James LaRue’s post yesterday detailed the costs of ebook lending. In short, when the ebook costs about five times as much as print, you end up spending a lot of money for not a lot of access. But, if you can believe it, I don’t think LaRue went far enough in his statements about the worrisome cost of ebooks. Let’s take another look at the numbers.
Douglas County Libraries (DCL) purchased 149 copies of the print version for $9.41 apiece. That means $1,402.09 was spent on print copies to meet the current circs+holds demand of 1,497, resulting in a per loan cost of 94 cents for print.
DCL purchased 20 copies of the ebook version at a cost of $47.85 each. So $957 on ebooks to meet the circs+holds demand of 479 or a per loan cost of $2 for digital.
So ebooks are twice as expensive? Not really. It gets worse.
DCL purchased 149 copies of the print and ended up with 1,497 requests, or 10.5 requests per item on the print side. On the digital side, DCL bought 20 copies for 479 eventual requests, resulting in 23.95 requests per item. That means, as LaRue noted, much longer wait times.
If DCL wanted to bring ebook holdings to the same 10 requests/item level as print, it would need an additional 27 copies of the ebook. That would bring the total ebook expenditure to an astounding $2,248.95 and raise the cost/loan to an unsustainable $4.70 per circulation.
All this fancy (and hopefully not too fake) math does is show that if you want to buy comparable levels of access in print and digital, then the cost of ebooks is going to have you seeing red. And bleeding red in your budget. Right now, as LaRue pointed out, libraries’ best hope is Random House, HarperCollins, where you are paying the list price for 26 loans of an ebook. In this case, the nearly 500% ebook markup by Random House HarperCollinsmakes digital access untenable.
Let me put this a different way. One that doesn’t involve the emotions of books and libraries.
Buying ebooks for your library is like buying a Prius. It makes no economic sense.
If you think you are buying a Prius (or really almost any other hybrid) to save money on gas, you are deluding yourself. Sure, the hybrid is more efficient and uses less gas, but you won’t make back the upfront cost of going hybrid for hundreds of thousands of miles. And don’t think that you went hybrid to save the environment either; those batteries involve rather a lot of heavy metals and other toxic nasties.

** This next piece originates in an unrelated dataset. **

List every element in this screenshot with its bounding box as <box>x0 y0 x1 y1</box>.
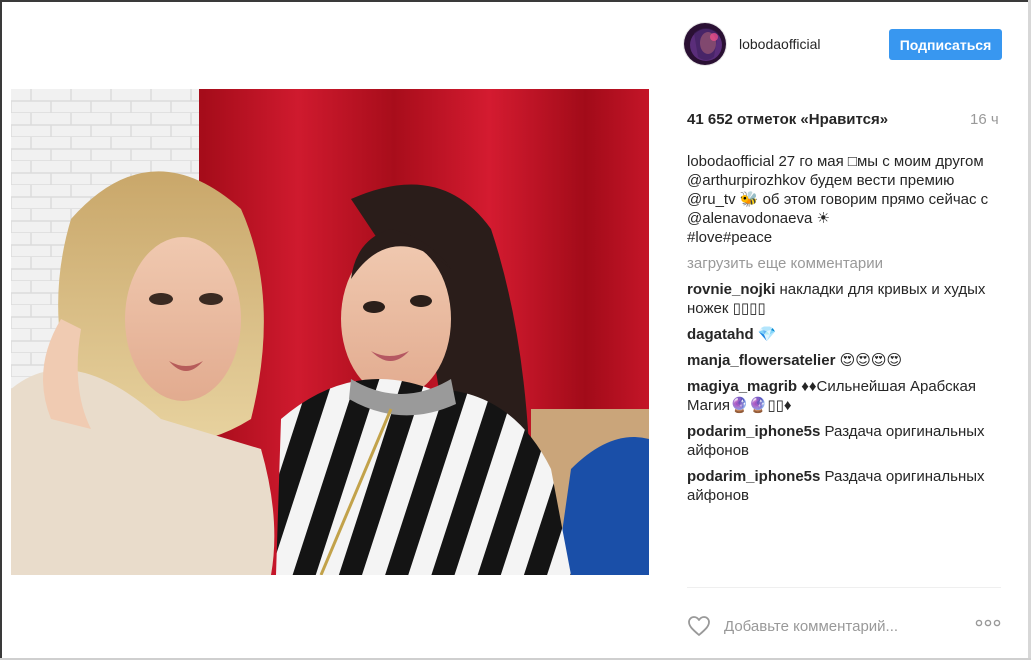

In the end, people buy hybrids to help advance change in the world of car “publishing” (too subtle?). People see that hybrid and electric vehicles are the way forward, and some are willing to pay the higher costs of getting in early on a disruptive technology. And yet the tipping point is almost here: Both Toyota and Honda now have hybrid compact cars for around $18,000. At that price, you can save money in the relatively short term.
The question is, when will the tipping point for ebooks in libraries come? Because right now, if you are buying ebooks for your library from one of the Big Six publishers, it makes no economic sense. And yet, we know this is where things are going.
Just remember to always buckle up before you head down the road.